Most MFs do not manage to beat the Index even on gross measures. After deducting all expenses involved, NOT ONE single MF beats the Index.

So, if one invests in the leading and most liquid index directly does he not get an edge?

It is a less trodden path hence better.

******************

PS: I could talk about investment strategies, but that is secondary.
 

adg123

Active Member
#4
I have a suggestion. Something which is simpler, transparent, will give a lot more control in your hands and more scope for returns as the expenses are less. But it is a path less taken.

***SIP in Nifty ETFs***

Most MFs do not manage to beat the Index even on gross measures. After deducting all expenses involved, NOT ONE single MF beats the Index.

So, if one invests in the leading and most liquid index directly does he not get an edge?

It is a less trodden path hence better.

******************

PS: I could talk about investment strategies, but that is secondary.
Do you mean NIFTYBEES-EQ ?
 

adg123

Active Member
#6
Yes I see, but I think liquidity is the prime problem in NiftyBees. Today it is in Zero open interest and volume only 6955 @Rs.637.11 (Also BID-Ask spread>Rs.1)

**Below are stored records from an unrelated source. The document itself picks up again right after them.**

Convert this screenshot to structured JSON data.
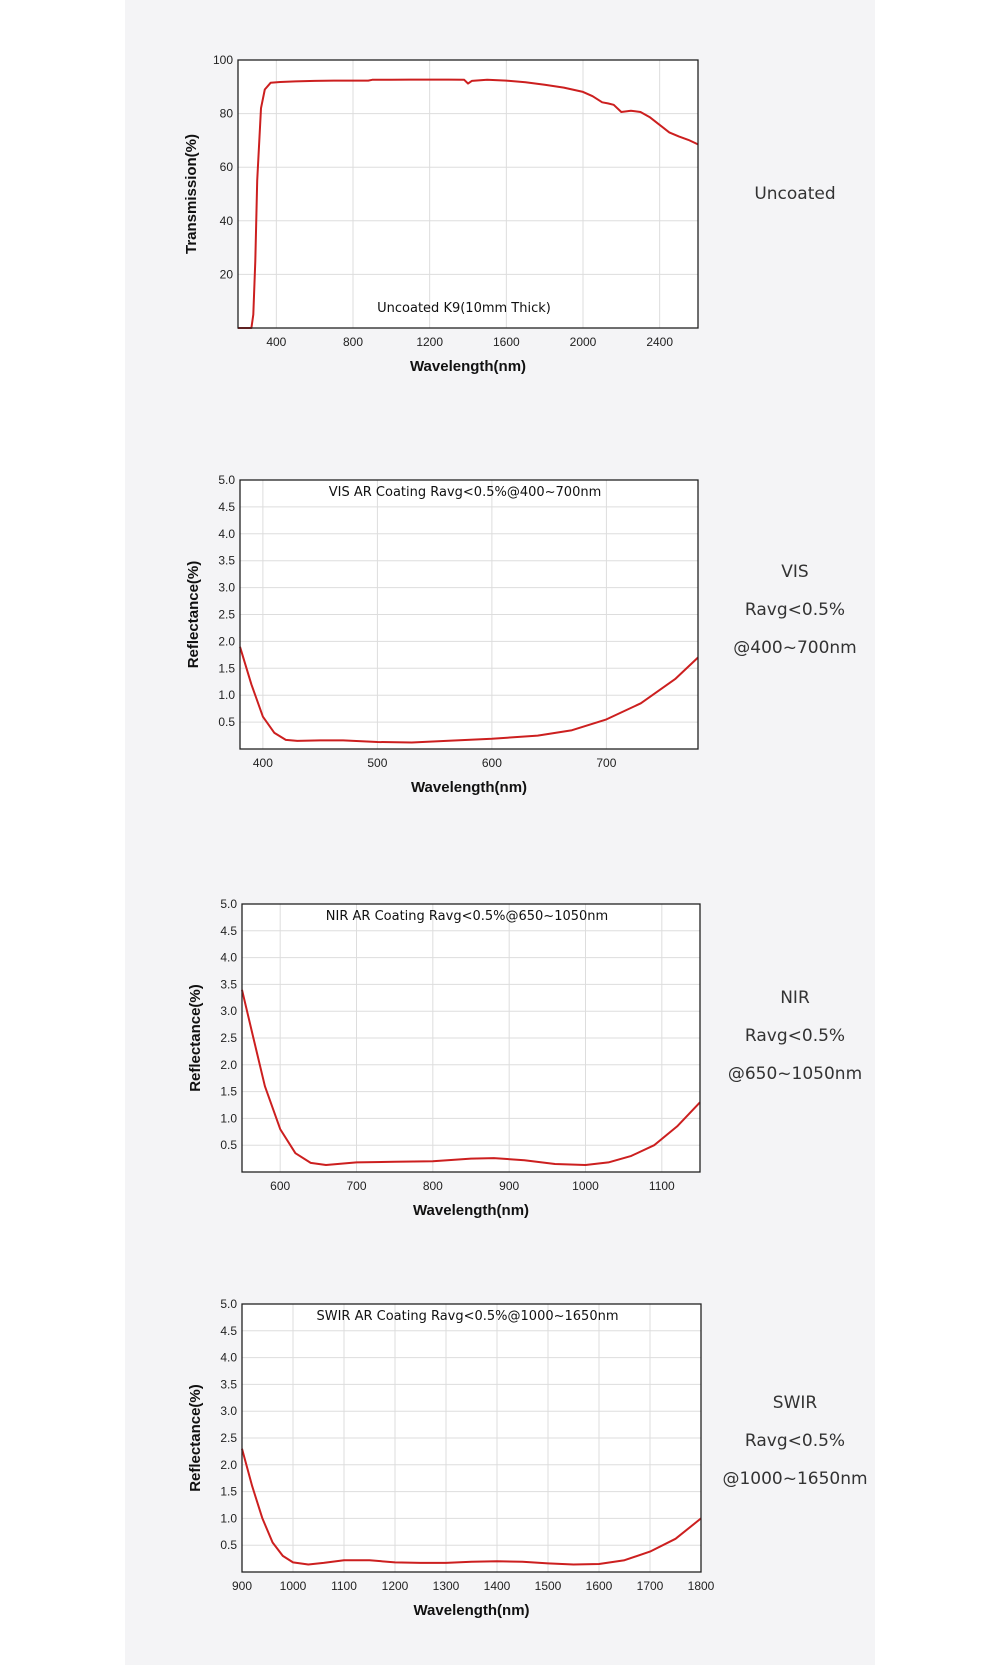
{
  "chart_data": [
    {
      "type": "line",
      "title": "Uncoated K9(10mm Thick)",
      "xlabel": "Wavelength(nm)",
      "ylabel": "Transmission(%)",
      "xlim": [
        200,
        2600
      ],
      "ylim": [
        0,
        100
      ],
      "xticks": [
        400,
        800,
        1200,
        1600,
        2000,
        2400
      ],
      "yticks": [
        20,
        40,
        60,
        80,
        100
      ],
      "grid": true,
      "side_label": [
        "Uncoated"
      ],
      "series": [
        {
          "color": "#cc1f1f",
          "x": [
            200,
            270,
            280,
            290,
            300,
            320,
            340,
            370,
            420,
            500,
            600,
            700,
            800,
            880,
            900,
            1000,
            1100,
            1200,
            1300,
            1380,
            1400,
            1420,
            1500,
            1600,
            1700,
            1800,
            1900,
            2000,
            2050,
            2100,
            2130,
            2160,
            2200,
            2250,
            2300,
            2350,
            2400,
            2450,
            2500,
            2550,
            2600
          ],
          "y": [
            0,
            0,
            5,
            25,
            55,
            82,
            89,
            91.5,
            91.8,
            92,
            92.2,
            92.3,
            92.3,
            92.3,
            92.6,
            92.6,
            92.7,
            92.7,
            92.7,
            92.6,
            91.2,
            92.2,
            92.6,
            92.3,
            91.7,
            90.8,
            89.7,
            88.1,
            86.5,
            84.2,
            83.8,
            83.3,
            80.6,
            81.1,
            80.6,
            78.6,
            75.8,
            73.0,
            71.5,
            70.2,
            68.5
          ]
        }
      ]
    },
    {
      "type": "line",
      "title": "VIS AR Coating Ravg<0.5%@400~700nm",
      "xlabel": "Wavelength(nm)",
      "ylabel": "Reflectance(%)",
      "xlim": [
        380,
        780
      ],
      "ylim": [
        0,
        5.0
      ],
      "xticks": [
        400,
        500,
        600,
        700
      ],
      "yticks": [
        "0.5",
        "1.0",
        "1.5",
        "2.0",
        "2.5",
        "3.0",
        "3.5",
        "4.0",
        "4.5",
        "5.0"
      ],
      "grid": true,
      "side_label": [
        "VIS",
        "Ravg<0.5%",
        "@400~700nm"
      ],
      "series": [
        {
          "color": "#cc1f1f",
          "x": [
            380,
            390,
            400,
            410,
            420,
            430,
            450,
            470,
            500,
            530,
            560,
            600,
            640,
            670,
            700,
            730,
            760,
            780
          ],
          "y": [
            1.9,
            1.2,
            0.6,
            0.3,
            0.17,
            0.15,
            0.16,
            0.16,
            0.13,
            0.12,
            0.15,
            0.19,
            0.25,
            0.35,
            0.55,
            0.85,
            1.3,
            1.7
          ]
        }
      ]
    },
    {
      "type": "line",
      "title": "NIR AR Coating Ravg<0.5%@650~1050nm",
      "xlabel": "Wavelength(nm)",
      "ylabel": "Reflectance(%)",
      "xlim": [
        550,
        1150
      ],
      "ylim": [
        0,
        5.0
      ],
      "xticks": [
        600,
        700,
        800,
        900,
        1000,
        1100
      ],
      "yticks": [
        "0.5",
        "1.0",
        "1.5",
        "2.0",
        "2.5",
        "3.0",
        "3.5",
        "4.0",
        "4.5",
        "5.0"
      ],
      "grid": true,
      "side_label": [
        "NIR",
        "Ravg<0.5%",
        "@650~1050nm"
      ],
      "series": [
        {
          "color": "#cc1f1f",
          "x": [
            550,
            565,
            580,
            600,
            620,
            640,
            660,
            700,
            750,
            800,
            850,
            880,
            920,
            960,
            1000,
            1030,
            1060,
            1090,
            1120,
            1150
          ],
          "y": [
            3.4,
            2.5,
            1.6,
            0.8,
            0.35,
            0.17,
            0.13,
            0.18,
            0.19,
            0.2,
            0.25,
            0.26,
            0.22,
            0.15,
            0.13,
            0.18,
            0.3,
            0.5,
            0.85,
            1.3
          ]
        }
      ]
    },
    {
      "type": "line",
      "title": "SWIR AR Coating Ravg<0.5%@1000~1650nm",
      "xlabel": "Wavelength(nm)",
      "ylabel": "Reflectance(%)",
      "xlim": [
        900,
        1800
      ],
      "ylim": [
        0,
        5.0
      ],
      "xticks": [
        900,
        1000,
        1100,
        1200,
        1300,
        1400,
        1500,
        1600,
        1700,
        1800
      ],
      "yticks": [
        "0.5",
        "1.0",
        "1.5",
        "2.0",
        "2.5",
        "3.0",
        "3.5",
        "4.0",
        "4.5",
        "5.0"
      ],
      "grid": true,
      "side_label": [
        "SWIR",
        "Ravg<0.5%",
        "@1000~1650nm"
      ],
      "series": [
        {
          "color": "#cc1f1f",
          "x": [
            900,
            920,
            940,
            960,
            980,
            1000,
            1030,
            1060,
            1100,
            1150,
            1200,
            1250,
            1300,
            1350,
            1400,
            1450,
            1500,
            1550,
            1600,
            1650,
            1700,
            1750,
            1800
          ],
          "y": [
            2.3,
            1.6,
            1.0,
            0.55,
            0.3,
            0.18,
            0.14,
            0.17,
            0.22,
            0.22,
            0.18,
            0.17,
            0.17,
            0.19,
            0.2,
            0.19,
            0.16,
            0.14,
            0.15,
            0.22,
            0.38,
            0.62,
            1.0
          ]
        }
      ]
    }
  ]
}
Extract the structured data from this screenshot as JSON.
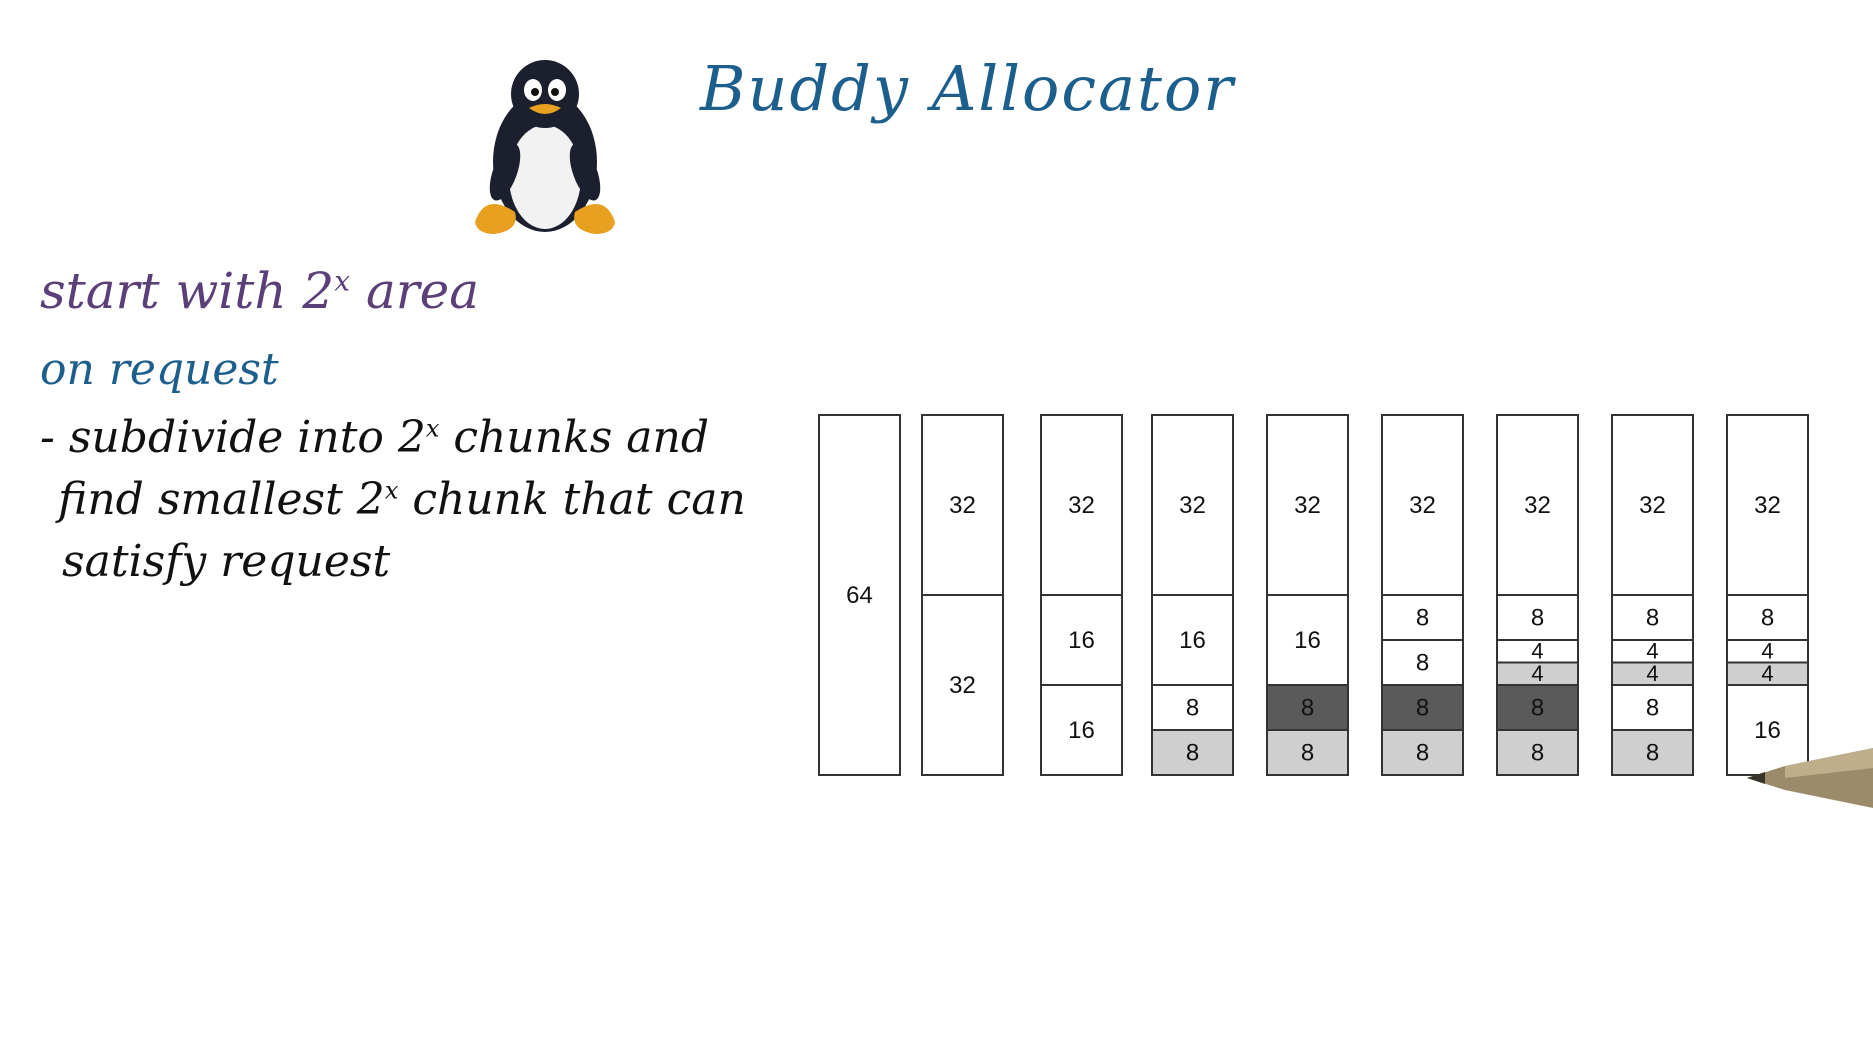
{
  "title": "Buddy Allocator",
  "notes": {
    "line1_text": "start with 2",
    "line1_sup": "x",
    "line1_tail": " area",
    "line2": "on request",
    "line3_text": "- subdivide into 2",
    "line3_sup": "x",
    "line3_tail": " chunks and",
    "line4_text": "find smallest 2",
    "line4_sup": "x",
    "line4_tail": " chunk that can",
    "line5": "satisfy request"
  },
  "colors": {
    "free": "#ffffff",
    "allocated": "#cfcfcf",
    "just_allocated": "#5a5a5a",
    "title": "#1d5f8c",
    "line1": "#5a3f78"
  },
  "icons": {
    "mascot": "penguin-icon",
    "pen": "pen-icon"
  },
  "columns": [
    {
      "blocks": [
        {
          "label": "64",
          "size": 64,
          "state": "free"
        }
      ]
    },
    {
      "blocks": [
        {
          "label": "32",
          "size": 32,
          "state": "free"
        },
        {
          "label": "32",
          "size": 32,
          "state": "free"
        }
      ]
    },
    {
      "blocks": [
        {
          "label": "32",
          "size": 32,
          "state": "free"
        },
        {
          "label": "16",
          "size": 16,
          "state": "free"
        },
        {
          "label": "16",
          "size": 16,
          "state": "free"
        }
      ]
    },
    {
      "blocks": [
        {
          "label": "32",
          "size": 32,
          "state": "free"
        },
        {
          "label": "16",
          "size": 16,
          "state": "free"
        },
        {
          "label": "8",
          "size": 8,
          "state": "free"
        },
        {
          "label": "8",
          "size": 8,
          "state": "allocated"
        }
      ]
    },
    {
      "blocks": [
        {
          "label": "32",
          "size": 32,
          "state": "free"
        },
        {
          "label": "16",
          "size": 16,
          "state": "free"
        },
        {
          "label": "8",
          "size": 8,
          "state": "just_allocated"
        },
        {
          "label": "8",
          "size": 8,
          "state": "allocated"
        }
      ]
    },
    {
      "blocks": [
        {
          "label": "32",
          "size": 32,
          "state": "free"
        },
        {
          "label": "8",
          "size": 8,
          "state": "free"
        },
        {
          "label": "8",
          "size": 8,
          "state": "free"
        },
        {
          "label": "8",
          "size": 8,
          "state": "just_allocated"
        },
        {
          "label": "8",
          "size": 8,
          "state": "allocated"
        }
      ]
    },
    {
      "blocks": [
        {
          "label": "32",
          "size": 32,
          "state": "free"
        },
        {
          "label": "8",
          "size": 8,
          "state": "free"
        },
        {
          "label": "4",
          "size": 4,
          "state": "free"
        },
        {
          "label": "4",
          "size": 4,
          "state": "allocated"
        },
        {
          "label": "8",
          "size": 8,
          "state": "just_allocated"
        },
        {
          "label": "8",
          "size": 8,
          "state": "allocated"
        }
      ]
    },
    {
      "blocks": [
        {
          "label": "32",
          "size": 32,
          "state": "free"
        },
        {
          "label": "8",
          "size": 8,
          "state": "free"
        },
        {
          "label": "4",
          "size": 4,
          "state": "free"
        },
        {
          "label": "4",
          "size": 4,
          "state": "allocated"
        },
        {
          "label": "8",
          "size": 8,
          "state": "free"
        },
        {
          "label": "8",
          "size": 8,
          "state": "allocated"
        }
      ]
    },
    {
      "blocks": [
        {
          "label": "32",
          "size": 32,
          "state": "free"
        },
        {
          "label": "8",
          "size": 8,
          "state": "free"
        },
        {
          "label": "4",
          "size": 4,
          "state": "free"
        },
        {
          "label": "4",
          "size": 4,
          "state": "allocated"
        },
        {
          "label": "16",
          "size": 16,
          "state": "free"
        }
      ]
    }
  ]
}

can you please elaborate which one is best?
 
#8
Good decision @jamesisback. nifty.trader.game has made a very good suggestion of debt fund. If you are satisfied with Birla's customer service and host of plans then I would suggest you with Birla Sun Life dynamic bond fund. It is a debt and money market fund which allows free withdrawal of your investments and the redeemed amount will be credited to your bank a/c within one working day. It has high liquidity and low risk.
Thanks ! But the absolute return of this fund is - 3% for the last year.. and is 1 star rated by money control ?
 
#9
I have a suggestion. Something which is simpler, transparent, will give a lot more control in your hands and more scope for returns as the expenses are less. But it is a path less taken.

***SIP in Nifty ETFs***

Most MFs do not manage to beat the Index even on gross measures. After deducting all expenses involved, NOT ONE single MF beats the Index.

So, if one invests in the leading and most liquid index directly does he not get an edge?

It is a less trodden path hence better.

******************

PS: I could talk about investment strategies, but that is secondary.
I agree to this point. I have been investing in MF since 2006 in several schemes. 9-out-10 schemes have given annualised return of less than 10% and half of them at 2%-4%. Bank FD/RD would have given higher returns.
 

jamit_05

Well-Known Member
#10
There is one popular value investing method designed by Joel Greenblatt.

The method says:
1. Pick the index you want to invest in and Buy and hold the 10 stocks with lowest PE.
2. You may sell the stock, if its PE increases and is not in bottom 10 anymore or the stock is out of the index.

Its strengths:

1) Its Nice and simple (most important)
2) Enormous stability.
3) You always end-up buying cheap, which is half the battle won.

I applaud this method, for one more very powerful reason:

When you buy the stock that cheap its dividend yield ratio is high. Hence, dividends itself give returns comparable with returns from MFs.